Posted on 11/30/17 at 10:47 am to Fat Harry
quote:if this is so brilliant,why didn't they do it to staring lane a few years back?
becoming pretty common with inner-city streets that were four-laned back in the 50's and 60's.
Posted on 11/30/17 at 10:52 am to bigrob385series
quote:
if this is so brilliant,why didn't they do it to staring lane a few years back?
They had the space for a 4 lane road with a divided median or a center turn lane, so they installed one.
That's an ideal solution, but not possible within the confines of Government Street's right of way. They didn't plan well enough 65 years ago. What is proposed is a common solution to those common planning mistakes in the mid 20th century.
This post was edited on 11/30/17 at 10:56 am
Posted on 11/30/17 at 10:52 am to bigrob385series
quote:
if this is so brilliant,why didn't they do it to staring lane a few years back?
Staring has a center turning lane or a median with turning lanes for its entire length... not sure what you're talking about here.
Posted on 11/30/17 at 11:10 am to 4WHLN
quote:
Translation, we will keep this section 4 lanes to better handle the impending traffic bottleneck thats about to happen from the complete frick up by our inept staff for approving such an idiotic "road diet" plan by taking away two travel lanes on a high traffic hwy.
Nahbrah. It's because those idiots really think people are going to want to use North and North deadends at ...Foster.
Claycut and Capital Heights can prepare to see their traffic explode.
Posted on 11/30/17 at 11:11 am to doubleb
quote:
The turning lane is a "suicide lane", right? Wrong?
Wrong. There will be a median in most places.
quote:
And was the "road" in Los Angeles a state highway? A primary artery? Government Street has a traffic count of over 15,000 cars on a daily basis.
Yes. The road in LA had the 15-20k traffic counts and was in the same part of the city as Government is to BR...
State vs. local is irrelevant here given that this is becoming a local road.
Posted on 11/30/17 at 11:14 am to TigerstuckinMS
quote:
Nahbrah. It's because those idiots really think people are going to want to use North and North deadends at ...Foster.
Claycut and Capital Heights can prepare to see their traffic explode.
I suppose they will respond by making Claycut one way. Sounds about par for the course.
Posted on 11/30/17 at 11:23 am to member12
As confusing as this sounds if it involves a fresh coat of pavement on that whole stretch I’m for it
Posted on 11/30/17 at 11:26 am to Golfer
quote:
State vs. local is irrelevant here given that this is becoming a local road.
It's not about what you call it its about what Government Street became, a state highway. A truck route. That's my point. It's not just another street on the grid.

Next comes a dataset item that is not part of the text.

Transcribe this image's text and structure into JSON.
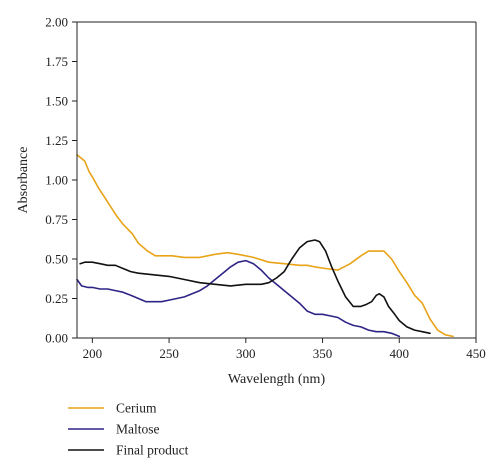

And thing about state to local authority is this: it was done so the state could shed the maintenance load. As part of the deal the state has to fix it and bring it up to good condition and then the parish will maintain it.
The state therefore is doing the construction or should I say reconstruction work. The reconstruction could have been for Government to be rebuilt just as it is; however, the parish wanted to do the diet thing.
This is the parish's idea, and like I said earlier I hope it works and people in the area like the results.